For many clients, landing a spot on the front page of The New York Times or a segment on the “Today” show is the end-all be-all of public relations. But the truth is, the “ideal” placement—the one that will earn the customer the greatest amount of exposure, credibility and impact on business—varies dramatically depending on a number of factors.
At Identity, we’re experts at identifying and securing the right PR coverage at the right time for our clients. Here are some tips and insights from my experience:
Properly define your audience.
Neither “the American public” nor “national consumers” are a valid audience. No matter what your company does or sells, there are ways to get more specific with the intended message recipient. You can start with basic qualifiers like age, gender, education level, economic status, etc., but you can also take it a step further: What’s important to your audience? What do they do with their free time? How do they make decisions? Who and what influences them?
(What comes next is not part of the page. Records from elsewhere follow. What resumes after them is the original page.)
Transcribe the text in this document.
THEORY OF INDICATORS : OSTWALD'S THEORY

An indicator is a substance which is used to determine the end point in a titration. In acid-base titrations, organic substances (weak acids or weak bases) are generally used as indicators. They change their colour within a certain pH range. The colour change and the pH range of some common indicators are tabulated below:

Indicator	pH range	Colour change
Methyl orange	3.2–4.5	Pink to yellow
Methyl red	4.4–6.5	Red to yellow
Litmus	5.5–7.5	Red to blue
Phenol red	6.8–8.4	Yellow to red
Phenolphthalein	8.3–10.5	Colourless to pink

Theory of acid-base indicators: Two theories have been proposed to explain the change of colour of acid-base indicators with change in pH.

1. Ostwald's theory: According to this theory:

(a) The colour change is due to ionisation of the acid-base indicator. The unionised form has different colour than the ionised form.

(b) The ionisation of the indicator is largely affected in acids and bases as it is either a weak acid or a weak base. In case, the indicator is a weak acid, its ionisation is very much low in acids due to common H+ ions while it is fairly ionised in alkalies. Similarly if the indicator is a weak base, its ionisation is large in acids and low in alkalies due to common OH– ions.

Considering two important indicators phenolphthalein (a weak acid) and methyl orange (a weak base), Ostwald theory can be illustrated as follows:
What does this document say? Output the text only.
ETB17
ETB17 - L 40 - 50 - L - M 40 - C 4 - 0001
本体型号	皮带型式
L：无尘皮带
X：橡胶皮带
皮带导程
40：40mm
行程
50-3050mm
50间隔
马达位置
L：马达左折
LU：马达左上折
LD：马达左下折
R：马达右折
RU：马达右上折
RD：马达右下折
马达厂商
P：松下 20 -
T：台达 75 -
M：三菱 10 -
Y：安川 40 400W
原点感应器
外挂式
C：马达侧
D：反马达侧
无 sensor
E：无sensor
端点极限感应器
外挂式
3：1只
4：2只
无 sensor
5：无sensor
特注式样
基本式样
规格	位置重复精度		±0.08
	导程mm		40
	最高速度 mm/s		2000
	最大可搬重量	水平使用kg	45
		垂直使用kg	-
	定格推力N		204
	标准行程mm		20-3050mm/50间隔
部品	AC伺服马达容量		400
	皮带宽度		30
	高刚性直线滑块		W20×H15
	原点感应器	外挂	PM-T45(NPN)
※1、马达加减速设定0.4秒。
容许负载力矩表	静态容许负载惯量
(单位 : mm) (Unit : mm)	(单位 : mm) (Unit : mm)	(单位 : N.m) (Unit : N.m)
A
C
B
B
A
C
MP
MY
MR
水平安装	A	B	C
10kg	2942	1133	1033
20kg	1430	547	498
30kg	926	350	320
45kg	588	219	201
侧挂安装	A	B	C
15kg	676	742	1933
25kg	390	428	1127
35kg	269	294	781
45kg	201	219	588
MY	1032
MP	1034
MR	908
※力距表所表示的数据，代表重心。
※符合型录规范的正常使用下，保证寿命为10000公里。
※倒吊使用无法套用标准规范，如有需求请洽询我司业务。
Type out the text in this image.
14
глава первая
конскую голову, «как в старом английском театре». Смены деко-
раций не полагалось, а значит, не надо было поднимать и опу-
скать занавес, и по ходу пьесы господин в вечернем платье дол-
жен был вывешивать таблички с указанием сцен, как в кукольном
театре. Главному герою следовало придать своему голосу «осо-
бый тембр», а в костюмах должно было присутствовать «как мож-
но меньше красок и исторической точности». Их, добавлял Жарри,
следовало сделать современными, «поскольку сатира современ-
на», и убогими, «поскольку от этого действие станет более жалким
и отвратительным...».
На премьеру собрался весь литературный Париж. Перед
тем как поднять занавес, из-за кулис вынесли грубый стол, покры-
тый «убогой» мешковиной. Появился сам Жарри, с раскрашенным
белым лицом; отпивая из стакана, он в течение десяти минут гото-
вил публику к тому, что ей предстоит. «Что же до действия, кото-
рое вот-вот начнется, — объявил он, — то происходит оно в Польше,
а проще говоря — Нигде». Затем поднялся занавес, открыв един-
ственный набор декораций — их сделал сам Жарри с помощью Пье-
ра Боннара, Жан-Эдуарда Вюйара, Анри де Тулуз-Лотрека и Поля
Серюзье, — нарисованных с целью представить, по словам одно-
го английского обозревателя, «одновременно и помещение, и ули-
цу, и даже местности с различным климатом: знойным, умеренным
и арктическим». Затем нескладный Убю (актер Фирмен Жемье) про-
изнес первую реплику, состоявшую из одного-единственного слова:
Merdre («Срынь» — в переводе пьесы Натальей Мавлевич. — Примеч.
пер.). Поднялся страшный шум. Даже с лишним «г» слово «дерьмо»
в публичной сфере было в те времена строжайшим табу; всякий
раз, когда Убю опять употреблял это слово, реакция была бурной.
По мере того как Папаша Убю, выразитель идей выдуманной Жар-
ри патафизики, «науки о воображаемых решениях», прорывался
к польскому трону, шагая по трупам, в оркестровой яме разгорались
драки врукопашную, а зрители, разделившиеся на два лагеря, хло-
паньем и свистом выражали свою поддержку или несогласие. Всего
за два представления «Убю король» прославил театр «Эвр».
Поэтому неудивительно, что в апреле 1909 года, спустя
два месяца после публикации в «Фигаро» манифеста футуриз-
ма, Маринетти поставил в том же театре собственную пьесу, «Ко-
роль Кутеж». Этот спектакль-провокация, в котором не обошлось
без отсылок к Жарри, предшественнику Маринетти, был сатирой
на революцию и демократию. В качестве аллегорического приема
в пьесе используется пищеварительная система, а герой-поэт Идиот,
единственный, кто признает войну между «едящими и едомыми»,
Stay focused on your goals.
Some clients may be looking to get one second of attention/recognition from a large number of people while others will be more interested in securing sincere engagement from a select few. This can change not only from client to client, but from message to message. Any strategy can be a great one, as long as you’re keeping your goals in mind. It is not uncommon for a company to have a consumer-facing communication aimed at gaining brand recognition, as well as a business-facing communication aimed to attract investors, vendors, partners, etc..
Don’t be afraid to start small.
Stories can and should get picked up in more than one outlet. If your story pops in one of your less exciting targets, that doesn’t mean its shelf-life is over. Television producers, for example, are far more likely to go for a story that has already established some credibility by running in print or online. It can also be useful to have a link to local coverage in pitch emails to larger outlets.
Don’t be afraid to explore uncharted territory—look for unique opportunities.
In a previous position at a trade association, I came to understand the value of email newsletters that were sent to our thousands of members nationwide. Unlike the well-known monthly magazines put out by these associations, the email newsletters or daily digests are not “official publications”, so you can’t search for them in PR tools like Cision or Vocus. However, they can be just as powerful in spreading messages and news among your engaged audience. In many cases, particularly in highly specialized fields, these emails get a lot more visibility than glossy magazine pages.
What other advice do you have for securing the right PR coverage for companies?